Shows money used over time and tells us the Financial runway available to our teams. Financial burndown can be expressed as the number of sprints available and shared with the team.

Value

Value can be something simple as ROI or system availability. We can extend it to be something more nuanced by adding together the quantities we want delivered from the project; here’s an example:

Value = service reliability + service simplicity + time saved + money saved + best-in-class customer experience + personalization of customer and rep interactions + talent retention

Although some of these appear esoteric they can all be quantified. They are the value a business saw in executing a project; tangible benefits to the business or its customers. Story points are not tangible to customers and don’t make relatable units of value.

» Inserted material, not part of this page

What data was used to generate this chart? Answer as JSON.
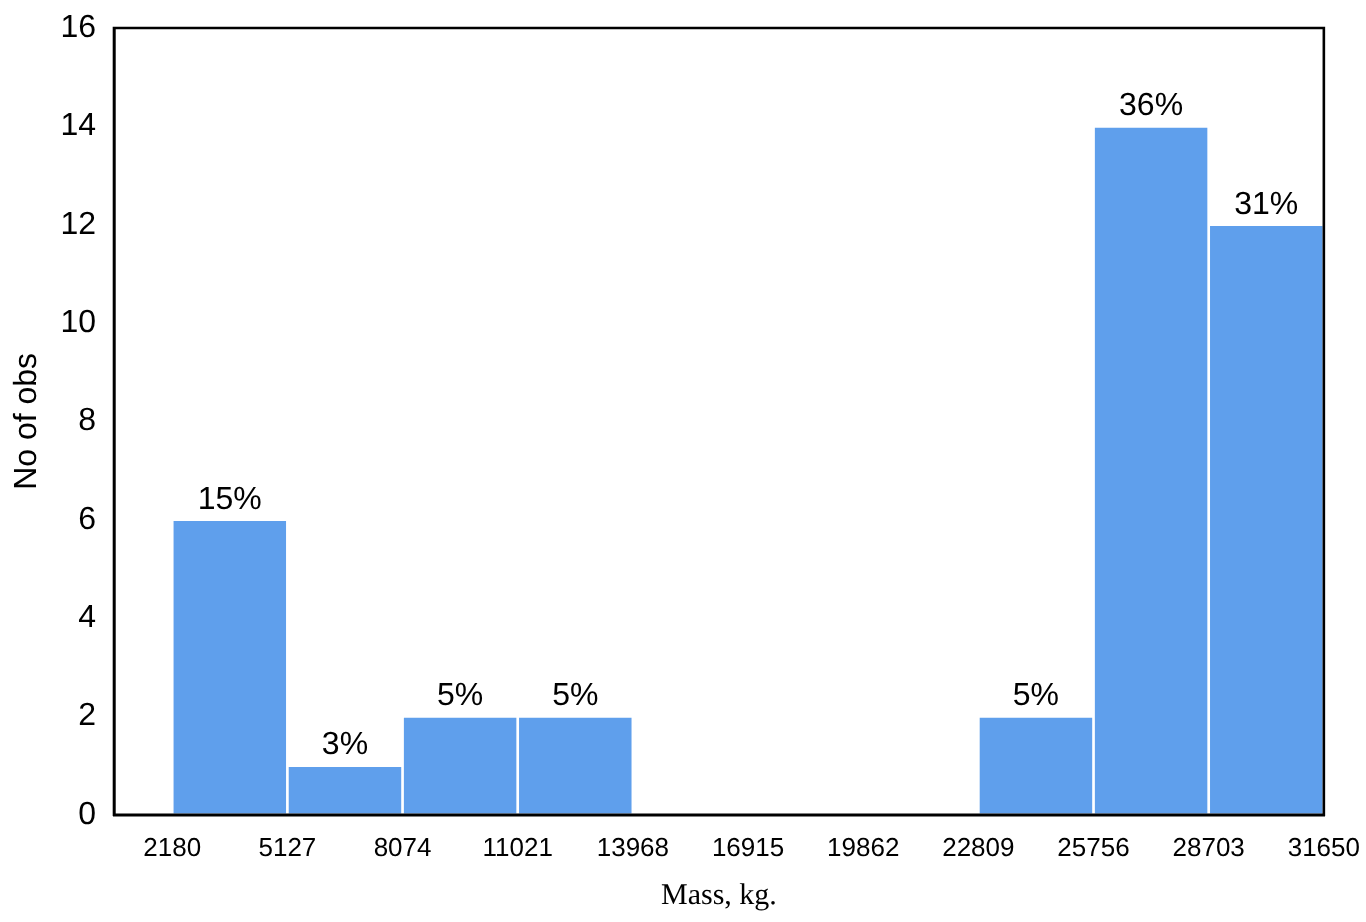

Value can be represented as a burndown on each sprint. Also represented as a radar/spider diagram to show team and stakeholders which component of value was delivered and to what extent.

CSAT (Customer Satisfaction)

Indicates how satisfied customers are with the product or service being produced. We can produce lower quality product if our customers are happy with it. CSAT should be gathered every sprint E.g. every incremental value delivery we get CSAT feedback

Team Morale metric

Indicates team morale and ability to process work. Identifies team improvements. We need this because everything delivered is executed by the team. When the team feels good about their work we get higher quality output on time.

Impediment Burndown

Shows project progress in removing impediments from the project. Team estimates each impediment for impact and severity; use relative estimation.

Our impediment burndown is related to waste; can be quantified in money/dollars.

Release burndown

Indicates rate requirements are consumed by the team and the rate new requirements are added to the project. This is used to determine the project's completion date.

Mountain Goat Software have a nice example of a release burndown chart that factors in the effect of adding backlog items to a project’s end date.